Depuis que nous sommes arrivés dans les Cévennes, montagnes à la terre souvent ingrate où les caillous règnent, buis et ronces qui se battent pour les rares gouttes de pluie, je comprends mieux pourquoi il n'y a presque uniquement des chèvres que l'on voit paitre. Contrairement aux vaches ou aux moutons, les chèvres mangent presque de tout, des plantes épineuses et sèches aux branches des arbres où elles grimpent parfois de manière acrobatique. Les amener dans les collines est une tâche merveilleuse qui requiert vigilance, instinct et patience. J'adore les observer, déceler leurs différentes personnalités, les voir se délecter aux abords des chemins.

En plus de garder le troupeau, une autre tâche bien agréable nous est assignée: livrer les oeufs dans les petits villages environnants. Conduire la voiture sur les minces routes sinueuses des flans de reliefs escarpés n'est pas naturel pour quiconque s'est habitué à rouler sur les larges chaussées nord-américaines. Combien de fois, chaque jour, lorsque nous croisons une voiture qui dévore follement un virage, je me dis intérieurement (pour ne pas apeurer Klémentine!) "ça ne passera pas!"... mais sans mal. Chaque petit centre de village, café-tabacs et boulangers imbriqués sur des places aux platanes énormes, me surprend par son cachet et son rythme de vie quasi parfait. Je me dis que tout cela me manquera lorsque je serai revenu au pays des longs hivers.

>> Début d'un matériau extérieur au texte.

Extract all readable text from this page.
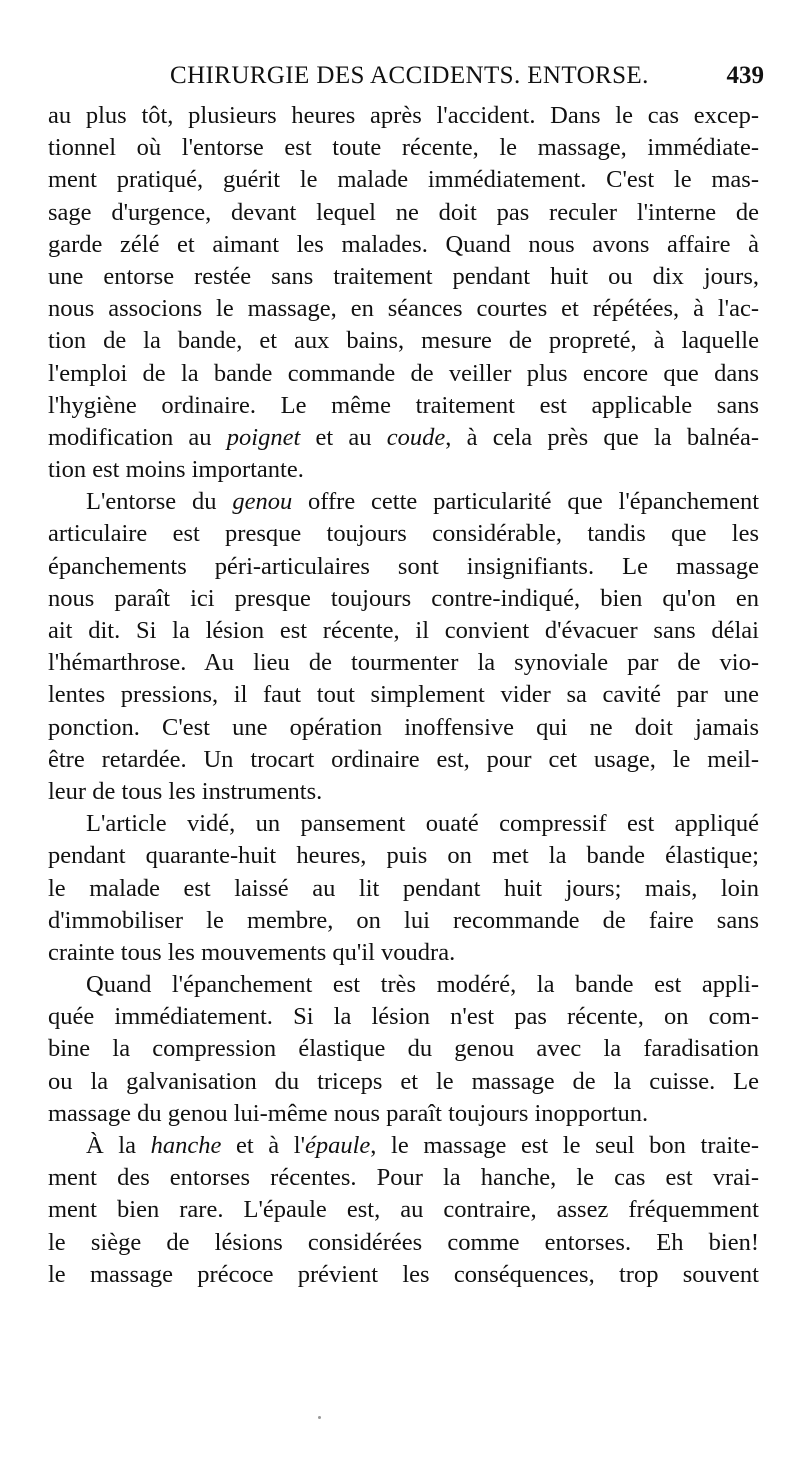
CHIRURGIE DES ACCIDENTS. ENTORSE.	439
au plus tôt, plusieurs heures après l'accident. Dans le cas excep-
tionnel où l'entorse est toute récente, le massage, immédiate-
ment pratiqué, guérit le malade immédiatement. C'est le mas-
sage d'urgence, devant lequel ne doit pas reculer l'interne de
garde zélé et aimant les malades. Quand nous avons affaire à
une entorse restée sans traitement pendant huit ou dix jours,
nous associons le massage, en séances courtes et répétées, à l'ac-
tion de la bande, et aux bains, mesure de propreté, à laquelle
l'emploi de la bande commande de veiller plus encore que dans
l'hygiène ordinaire. Le même traitement est applicable sans
modification au poignet et au coude, à cela près que la balnéa-
tion est moins importante.
L'entorse du genou offre cette particularité que l'épanchement
articulaire est presque toujours considérable, tandis que les
épanchements péri-articulaires sont insignifiants. Le massage
nous paraît ici presque toujours contre-indiqué, bien qu'on en
ait dit. Si la lésion est récente, il convient d'évacuer sans délai
l'hémarthrose. Au lieu de tourmenter la synoviale par de vio-
lentes pressions, il faut tout simplement vider sa cavité par une
ponction. C'est une opération inoffensive qui ne doit jamais
être retardée. Un trocart ordinaire est, pour cet usage, le meil-
leur de tous les instruments.
L'article vidé, un pansement ouaté compressif est appliqué
pendant quarante-huit heures, puis on met la bande élastique;
le malade est laissé au lit pendant huit jours; mais, loin
d'immobiliser le membre, on lui recommande de faire sans
crainte tous les mouvements qu'il voudra.
Quand l'épanchement est très modéré, la bande est appli-
quée immédiatement. Si la lésion n'est pas récente, on com-
bine la compression élastique du genou avec la faradisation
ou la galvanisation du triceps et le massage de la cuisse. Le
massage du genou lui-même nous paraît toujours inopportun.
À la hanche et à l'épaule, le massage est le seul bon traite-
ment des entorses récentes. Pour la hanche, le cas est vrai-
ment bien rare. L'épaule est, au contraire, assez fréquemment
le siège de lésions considérées comme entorses. Eh bien!
le massage précoce prévient les conséquences, trop souvent
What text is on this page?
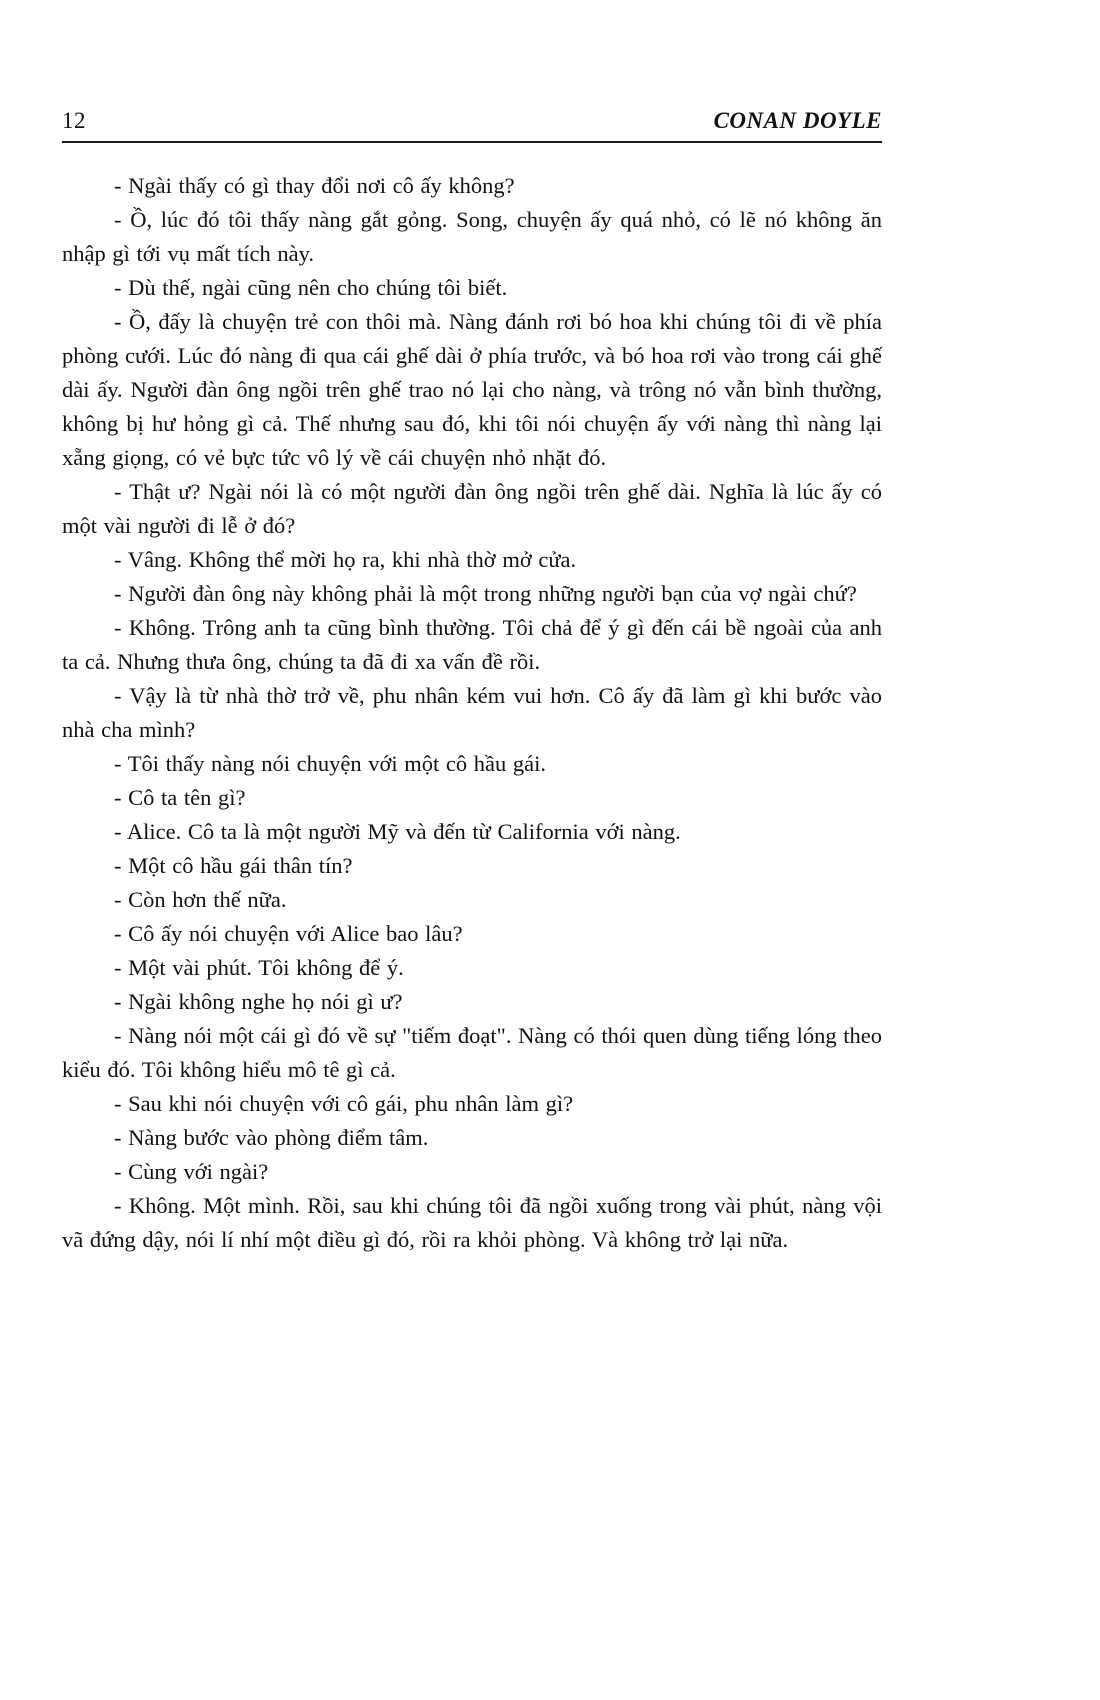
12	CONAN DOYLE

- Ngài thấy có gì thay đổi nơi cô ấy không?

- Ồ, lúc đó tôi thấy nàng gắt gỏng. Song, chuyện ấy quá nhỏ, có lẽ nó không ăn nhập gì tới vụ mất tích này.

- Dù thế, ngài cũng nên cho chúng tôi biết.

- Ồ, đấy là chuyện trẻ con thôi mà. Nàng đánh rơi bó hoa khi chúng tôi đi về phía phòng cưới. Lúc đó nàng đi qua cái ghế dài ở phía trước, và bó hoa rơi vào trong cái ghế dài ấy. Người đàn ông ngồi trên ghế trao nó lại cho nàng, và trông nó vẫn bình thường, không bị hư hỏng gì cả. Thế nhưng sau đó, khi tôi nói chuyện ấy với nàng thì nàng lại xẵng giọng, có vẻ bực tức vô lý về cái chuyện nhỏ nhặt đó.

- Thật ư? Ngài nói là có một người đàn ông ngồi trên ghế dài. Nghĩa là lúc ấy có một vài người đi lễ ở đó?

- Vâng. Không thể mời họ ra, khi nhà thờ mở cửa.

- Người đàn ông này không phải là một trong những người bạn của vợ ngài chứ?

- Không. Trông anh ta cũng bình thường. Tôi chả để ý gì đến cái bề ngoài của anh ta cả. Nhưng thưa ông, chúng ta đã đi xa vấn đề rồi.

- Vậy là từ nhà thờ trở về, phu nhân kém vui hơn. Cô ấy đã làm gì khi bước vào nhà cha mình?

- Tôi thấy nàng nói chuyện với một cô hầu gái.

- Cô ta tên gì?

- Alice. Cô ta là một người Mỹ và đến từ California với nàng.

- Một cô hầu gái thân tín?

- Còn hơn thế nữa.

- Cô ấy nói chuyện với Alice bao lâu?

- Một vài phút. Tôi không để ý.

- Ngài không nghe họ nói gì ư?

- Nàng nói một cái gì đó về sự "tiếm đoạt". Nàng có thói quen dùng tiếng lóng theo kiểu đó. Tôi không hiểu mô tê gì cả.

- Sau khi nói chuyện với cô gái, phu nhân làm gì?

- Nàng bước vào phòng điểm tâm.

- Cùng với ngài?

- Không. Một mình. Rồi, sau khi chúng tôi đã ngồi xuống trong vài phút, nàng vội vã đứng dậy, nói lí nhí một điều gì đó, rồi ra khỏi phòng. Và không trở lại nữa.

Avec le début de la chasse au sanglier cette semaine et avec la vocation de nos hôtes envers le "règne animal", ni l'un ni l'autre n'avions été exposés à tant de viande de notre vie... disons que nous nous habituons tranquillement à la réalité de cette étape de la vie que nous appelons la mort! Quotidiennement, des cadavres arrivent et repartent, se cuisinent et se consomment (il faut mentionner que Klémentine et moi sommes presque exclusivement végétariens et que nous ne cuisinons jamais de viande à la maison, histoire de ne pas être en contact avec des animaux morts... sans fanatisme cependant). Nous avons appris à plumer et vider une poule (je vous promets un vidéo!). Nous avons assisté à la mise à mort de chevreaux, poules et canards.

Le propriétaire de la ferme est arrivé un soir avec son butin de chasse, une tête de sanglier avec le foie, le coeur ainsi qu'une grosse cuisse (la bête pesait 96 kilos!). Les histoires de battues qu'il nous raconte à table sont impressionnantes, elles me font voir un autre côté d'un "sport" que je méprisais complètement jusqu'à il y a quelque temps. C'est certain que c'est triste, mais si on en mange, il faut accepter ce fait de tuer.


Chaque moment nous est si précieux, si riche en découvertes et en rencontres. Encore aujourd'hui, nous ne savons pas où et ce que nous allons faire en partant d'ici à la fin du mois. Ouverts, il ne peut que nous arriver des merveilles.

9 commentaires:

bejita a dit…

tout comme toi , ma femme et moi ne mangeaons pas de viandes à la maison ( donc quasiment jamais )non pas par vegetarisme , mais plus pour la maniere dont sont tués les animaux a l'abattoir .
sinon si ilfaut n manger , j'en mange.
je me souviens , quand j'ai grandis dans les alpes de hautes provence chez mes grands parents , lorsqu(ils tuaient poules , canard ( ca pue quand on les vide ) agneaux , lapin ( à qui j'enlevait la fourrure ) .
tué lorsque c'est necessaire pour vivre ok , c'est normal , mais manger trop de viande dans les grandes villes , c'est abberant .

Michel a dit…

Quel 'apprentissage!'
Tu vois je suis comme vous, je ne 'cuisine que très raremement de la viande, mais si c'est préparé avec de l'amour je mange!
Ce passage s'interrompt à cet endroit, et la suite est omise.